The Californian rancher who claims to have successfully crossbred buffalos with Charolais and Hereford cattle, still refuses to allow scientific tests to be conducted on the new animals.
GV Pens in ranch at Tracy, California
GV & SV "Beefalo" promotion stall with people gathered round watching slides and taking leaflets (4 shots)
GV & CU Beefalo bull in pen with people looking on (7 shots)
GTV Beefalo bull in ring - named Goliath - one of the first successful crossbreeds (2 shots)
GV & CU Rancher Basolo speaking on intercom while driving car and arriving at ranch (7 shots)
SV Basolo driving through herd (2 shots)
CU & SV Cattle (4 shots)
SV Cowboys rounding up herd into pens (4 shots)
SV & CU People being served beefalo (2 shots)
CU Basolo speaking to camera & showing picture of starving African child
SOF IN: "Like ...
SOF OUT: ... throw it away."(11 shots)
DOBYNS: Rancher D. C. Basolo of Tracy, California, successfully crossbred buffalo and cattle. It took seventeen years. Now Beefalo is in the promotion stage with all that means. This is a Beefalo bull - a mixture of buffalo and two breeds of cattle - Charolais and Hereford. A Canadian paid two-and-a-half million dollars for this bull, the highest price ever paid for a breeding bull. But Beefalo could be the low-cost meat of the future. That's Goliath - three thousand, eight hundred pounds of bull, half buffalo and half Holstein cow. He was one of the first successes in the programme to build the Beefalo. He's now nine years old, still being used in the programme, and still frisking around - half buffalo and half cow.

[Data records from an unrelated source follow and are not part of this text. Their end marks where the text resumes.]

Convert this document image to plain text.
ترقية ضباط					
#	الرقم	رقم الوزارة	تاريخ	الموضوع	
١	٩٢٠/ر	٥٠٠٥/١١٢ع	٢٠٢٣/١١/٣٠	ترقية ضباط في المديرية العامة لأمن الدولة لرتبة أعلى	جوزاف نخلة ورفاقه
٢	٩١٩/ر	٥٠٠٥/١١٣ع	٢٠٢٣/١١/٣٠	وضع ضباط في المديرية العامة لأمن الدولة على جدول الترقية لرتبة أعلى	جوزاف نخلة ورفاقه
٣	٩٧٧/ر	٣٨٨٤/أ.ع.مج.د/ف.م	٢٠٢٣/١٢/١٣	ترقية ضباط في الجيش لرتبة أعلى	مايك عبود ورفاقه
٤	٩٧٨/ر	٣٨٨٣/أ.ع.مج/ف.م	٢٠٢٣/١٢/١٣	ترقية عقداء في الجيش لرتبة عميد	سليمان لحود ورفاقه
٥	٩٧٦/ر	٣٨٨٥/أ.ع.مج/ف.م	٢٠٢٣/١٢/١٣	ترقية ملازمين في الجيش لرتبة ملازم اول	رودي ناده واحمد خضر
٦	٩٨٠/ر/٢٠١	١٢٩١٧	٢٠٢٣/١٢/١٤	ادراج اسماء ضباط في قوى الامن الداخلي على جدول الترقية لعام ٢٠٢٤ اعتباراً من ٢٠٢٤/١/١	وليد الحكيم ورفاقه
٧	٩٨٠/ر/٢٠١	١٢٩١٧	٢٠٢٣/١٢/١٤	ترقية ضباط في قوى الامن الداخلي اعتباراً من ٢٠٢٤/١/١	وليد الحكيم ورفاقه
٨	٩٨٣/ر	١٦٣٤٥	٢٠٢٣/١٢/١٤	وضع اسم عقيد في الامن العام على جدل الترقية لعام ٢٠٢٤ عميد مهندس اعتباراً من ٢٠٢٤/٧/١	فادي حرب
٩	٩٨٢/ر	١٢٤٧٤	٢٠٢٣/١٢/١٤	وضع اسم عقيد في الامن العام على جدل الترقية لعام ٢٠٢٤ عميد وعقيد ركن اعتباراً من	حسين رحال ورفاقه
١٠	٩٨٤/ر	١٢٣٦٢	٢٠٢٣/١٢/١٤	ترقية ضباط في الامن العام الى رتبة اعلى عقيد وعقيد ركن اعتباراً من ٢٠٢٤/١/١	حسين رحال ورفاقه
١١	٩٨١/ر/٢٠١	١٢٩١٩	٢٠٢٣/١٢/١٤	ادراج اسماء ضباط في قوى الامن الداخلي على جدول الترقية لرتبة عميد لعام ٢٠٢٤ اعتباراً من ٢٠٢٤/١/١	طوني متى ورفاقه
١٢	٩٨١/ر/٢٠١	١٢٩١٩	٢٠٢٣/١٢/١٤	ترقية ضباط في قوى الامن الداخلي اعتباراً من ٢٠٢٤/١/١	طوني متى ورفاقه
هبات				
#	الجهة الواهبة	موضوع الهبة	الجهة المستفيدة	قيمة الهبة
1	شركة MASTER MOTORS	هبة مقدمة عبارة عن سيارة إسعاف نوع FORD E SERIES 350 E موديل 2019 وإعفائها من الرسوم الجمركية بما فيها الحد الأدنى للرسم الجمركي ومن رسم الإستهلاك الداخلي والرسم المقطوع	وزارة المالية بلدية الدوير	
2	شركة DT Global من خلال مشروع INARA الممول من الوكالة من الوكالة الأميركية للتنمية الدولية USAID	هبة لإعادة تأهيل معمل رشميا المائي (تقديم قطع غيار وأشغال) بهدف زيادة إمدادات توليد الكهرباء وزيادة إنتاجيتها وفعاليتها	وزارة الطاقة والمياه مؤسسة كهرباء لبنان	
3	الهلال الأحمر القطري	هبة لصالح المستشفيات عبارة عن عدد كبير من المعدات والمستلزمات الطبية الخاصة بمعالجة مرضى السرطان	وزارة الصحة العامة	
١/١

What Bud Basolo was able to do was far more exotic than it sounds. He crossed two different species and got a fertile result, capable of reproducing. If you think that's easy, remember that if you breed a horse and a donkey you get a mule - but a mule cannot reproduce. If you want another mule, you must breed another horse and another donkey. The Beefalo can reproduce, but Basolo has never allowed any scientific testing and that has made people suspicious. But without testing, there is no proof that the Beefalo is what Basolo says it is, and he says a lot. That the Beefalo gains weight faster so it can be marketed sooner; that it gains weight without a lot of expensive grain; it's hardier and easier to raise; that its meat is leaner but richer in protein, and just as tender.
(DOBYNS): There are about one hundred and sixty thousand Beefalo now - most of them in north and south America. They work almost exactly like cows. For instance in this round-up, the cows are cows but the calves are Beefalo. Every Monday at the Basolo ranch there is a Beefalo lunch. Family, friends, ranch-hands, prospective customers and visiting reporters, get to sample it.
BASOLO: Like, I always keep on my desk this little picture here, from this magazine, and you know, I can't help but it reminds me every day that I must be doing something good because someday this child will have some feed grain to eat, which will do a lot more good for him than if all us Americans put all that grain into an animal's mouth and then trim the fat off and throw it away.
Initials CL/1612 CL/1640
This film is serviced with a sound commentary by NBC reporter, Lloyd Dobyns, and an interview with Mr. Basolo. A transcript of both is provided on page two.
Script is copyright Reuters Limited. All rights reserved
Background: The Californian rancher who claims to have successfully crossbred buffalos with Charolais and Hereford cattle, still refuses to allow scientific tests to be conducted on the new animals. Though this refusal has given rise to a certain amount of scepticism about his claims in professional circles, the number of "Beefalos" now in existence continues to grow.
The rancher, D.C. "Bud" Basolo, began experimenting with cross-breeding buffalo and cattle seventeen years ago. His programme has now reached the "promotional" stage, and recently a Canadian paid two-and-a-half million dollars (???1.25 Million sterling) for a Beefalo bull. It was the highest price ever paid for a breeding bull.
Basolo believes his new breed could provide the low-cost meat of the future. He says that the Beefalo gains weight faster and can therefore be marketed sooner. The animal is hardier and easier to raise, and produces meat that is leaner and richer in protein than that of conventional cattle.
If scientifically confirmed, his achievement is considerable. It is remarkable to cross two different breeds and end up with an animal that is fertile and capable of reproducing. Mules, for instance, are the result of cross-breeding a horse with a donkey. But mules do not reproduce other mules.
Basolo claims that his Beefalos do reproduce, and he can point to the fact that there are now about 160,000 of them in north and south America.